Friday, August 7, 2020

Book 32 Deadly Notions

 

Deadly Notions by Elizabeth Lynn Casey fulfills the category “Book with a Pun in Its Title” for the PopSugar 2020 Reading Challenge. It is the fourth in the Southern Sewing Circle series. For punny titles, I could’ve gone with either with a cozy mystery or a romance. I’d considered one of Sarah MacLean’s books for this prompt but chose a cozy. I’ll probably still read The Rogue not Taken, anyway.

If you aren’t into sewing (or didn’t work at a craft store in your youth), notions are all those little things that fill sewing baskets. Notions include items like buttons, needles, fabric tape, zippers, thread, clasps, pins, needle threaders, etc. Since the series revolves around a sewing group, the title is perfect. In the story, everyone thinks they knew who committed the crime. They all have some ugly ideas about what to do about Queen Karen, I mean, Ashley Lawson, the victim. Deadly notions. Love the puns.

In the small town of Sweet Briar, trouble is raising its head. Our sleuth, Tori Sinclair, the librarian, helps one of her sewing buddies with her kid’s birthday party. Melissa is deeply concerned that the party will not be perfect. Once again, Tori invites her friends to use the library and her revamped Children’s Room to save the day. One mom at the party is a nasty piece of work. She criticizes everything, including some of the children. She leaves the group hurt and grumbling. In fact, many of Tori’s friends have complained about her, saying what they’d like to do to her.  Later, Karen, I mean, Ashley is found dead in her car after the party, and everyone is suspect.

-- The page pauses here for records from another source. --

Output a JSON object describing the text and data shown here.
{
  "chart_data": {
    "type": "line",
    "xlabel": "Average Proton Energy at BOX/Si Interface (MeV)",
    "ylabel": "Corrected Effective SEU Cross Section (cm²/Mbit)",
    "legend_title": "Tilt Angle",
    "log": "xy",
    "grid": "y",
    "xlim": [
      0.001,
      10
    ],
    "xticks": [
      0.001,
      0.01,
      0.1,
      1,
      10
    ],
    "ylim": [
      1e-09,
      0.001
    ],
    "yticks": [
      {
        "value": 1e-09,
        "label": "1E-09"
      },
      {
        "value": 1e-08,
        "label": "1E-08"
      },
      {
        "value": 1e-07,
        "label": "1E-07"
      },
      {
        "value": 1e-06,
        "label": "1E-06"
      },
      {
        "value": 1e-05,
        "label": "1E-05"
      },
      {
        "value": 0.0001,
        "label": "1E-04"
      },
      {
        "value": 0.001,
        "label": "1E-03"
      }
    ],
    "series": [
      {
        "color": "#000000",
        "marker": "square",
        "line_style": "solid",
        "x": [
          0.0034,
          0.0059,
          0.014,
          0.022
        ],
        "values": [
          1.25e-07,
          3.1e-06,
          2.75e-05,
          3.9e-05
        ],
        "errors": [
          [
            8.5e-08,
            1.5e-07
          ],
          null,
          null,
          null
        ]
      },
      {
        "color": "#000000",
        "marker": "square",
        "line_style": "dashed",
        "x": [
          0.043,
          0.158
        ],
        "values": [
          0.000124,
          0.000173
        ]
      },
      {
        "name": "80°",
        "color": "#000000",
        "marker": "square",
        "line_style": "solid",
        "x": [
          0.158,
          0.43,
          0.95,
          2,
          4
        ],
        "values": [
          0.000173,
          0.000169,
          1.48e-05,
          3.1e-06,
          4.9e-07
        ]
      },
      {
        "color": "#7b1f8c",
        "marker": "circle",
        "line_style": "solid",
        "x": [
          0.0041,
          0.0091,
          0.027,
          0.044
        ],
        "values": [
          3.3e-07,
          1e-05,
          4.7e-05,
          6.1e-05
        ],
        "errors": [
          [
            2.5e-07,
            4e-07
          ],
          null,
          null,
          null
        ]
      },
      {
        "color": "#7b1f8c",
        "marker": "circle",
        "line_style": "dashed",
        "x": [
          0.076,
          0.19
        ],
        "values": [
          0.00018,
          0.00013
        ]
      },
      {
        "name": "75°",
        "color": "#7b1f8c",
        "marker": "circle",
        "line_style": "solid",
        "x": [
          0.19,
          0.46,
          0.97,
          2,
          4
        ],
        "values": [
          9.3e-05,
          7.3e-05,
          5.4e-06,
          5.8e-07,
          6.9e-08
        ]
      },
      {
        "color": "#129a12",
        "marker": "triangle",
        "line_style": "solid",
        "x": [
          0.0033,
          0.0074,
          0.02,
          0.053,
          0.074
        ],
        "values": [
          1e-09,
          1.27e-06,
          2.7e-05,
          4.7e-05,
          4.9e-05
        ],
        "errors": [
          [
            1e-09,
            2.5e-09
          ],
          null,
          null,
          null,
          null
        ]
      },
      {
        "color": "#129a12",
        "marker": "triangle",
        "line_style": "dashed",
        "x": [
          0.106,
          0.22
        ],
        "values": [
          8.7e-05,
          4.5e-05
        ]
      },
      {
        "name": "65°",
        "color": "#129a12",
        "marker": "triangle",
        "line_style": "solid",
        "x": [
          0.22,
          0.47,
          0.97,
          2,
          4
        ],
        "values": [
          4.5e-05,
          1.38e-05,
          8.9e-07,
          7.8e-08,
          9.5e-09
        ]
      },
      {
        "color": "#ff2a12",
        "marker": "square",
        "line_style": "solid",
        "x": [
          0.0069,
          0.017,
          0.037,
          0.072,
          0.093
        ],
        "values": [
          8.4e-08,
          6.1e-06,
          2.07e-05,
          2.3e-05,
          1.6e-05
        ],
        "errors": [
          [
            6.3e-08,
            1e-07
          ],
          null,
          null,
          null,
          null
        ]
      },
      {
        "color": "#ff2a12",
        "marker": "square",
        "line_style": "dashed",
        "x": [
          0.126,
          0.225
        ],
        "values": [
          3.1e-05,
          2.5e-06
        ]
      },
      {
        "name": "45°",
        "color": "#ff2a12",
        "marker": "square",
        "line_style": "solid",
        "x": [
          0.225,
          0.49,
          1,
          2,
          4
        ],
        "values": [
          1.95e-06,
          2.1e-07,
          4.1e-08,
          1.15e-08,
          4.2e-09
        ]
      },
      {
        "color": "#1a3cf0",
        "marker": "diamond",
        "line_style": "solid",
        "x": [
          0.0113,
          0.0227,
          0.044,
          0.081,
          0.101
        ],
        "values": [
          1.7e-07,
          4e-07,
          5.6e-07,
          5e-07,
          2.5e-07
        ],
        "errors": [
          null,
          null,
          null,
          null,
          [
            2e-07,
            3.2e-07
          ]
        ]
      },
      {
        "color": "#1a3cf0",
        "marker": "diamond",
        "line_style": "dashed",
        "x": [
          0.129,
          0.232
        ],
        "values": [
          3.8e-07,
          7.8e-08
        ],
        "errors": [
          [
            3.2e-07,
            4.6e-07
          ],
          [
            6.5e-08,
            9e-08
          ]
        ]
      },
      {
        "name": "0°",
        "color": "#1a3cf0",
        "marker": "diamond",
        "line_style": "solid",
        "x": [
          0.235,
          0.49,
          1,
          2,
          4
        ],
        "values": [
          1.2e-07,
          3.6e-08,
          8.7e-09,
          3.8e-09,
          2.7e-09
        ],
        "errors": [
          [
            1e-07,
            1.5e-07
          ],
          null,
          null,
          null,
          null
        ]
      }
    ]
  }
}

Our librarian, once again, works to help solve the crime with her library and sewing skills. Also, being nosy and asking questions as amateur sleuths should. It’s a cute little book, and the ending is rather predictable. There is a rather tired subplot of Tori fighting for man. But the characters are lovely.

This is why I like a cozy mystery. The story doesn’t tax the brain, and we get to know the population. I’ve read a few cozy series through—Diane Mott Davidson, Lilian Jackson Braun, Alan Bradley, two of Charlaine Harris’s. These books are why series perpetuate. Readers love to feel like they are coming home. We know the characters, and we root for them, even if the plot is not the best.

The story spoke to me in a quirky way. I’ve had Melissa’s experience with the snobbish, overbearing Ashley-type. Some of the women in the town I live in use peer pressure like a vice. Every kid had to have a birthday party every year, and the entire class needed to be invited. Moms had to volunteer in the school and be dressed to the nines for any event. I received many a wrinkled nose and stink-eyed look for not toeing the line. The push to be perfect was intense. I think Ms. Casey’s portrayal of Melissa accurately demonstrated the pressure on a mom with elementary-school-aged kids. It’s insane to expect perfection at every turn, but here we are. Now that I have teens, and am older, I can let all that roll off me. But back in the day, it was palpable and ugly. (Of course, not from everyone, but as in this novel, it only takes one bad apple.)

A cute short read.

I give Deadly Notions by Elizabeth Lynn Casey Four Birthday Balloons (regular ones, nothing fancy, or maybe one fancy one…)

 

 

 

 

 

 

1 comment:

  1. I love cozies for the same reason (I suspect we all do), but it is nice when the subplots are unique to the series. It's the characters that carry the series.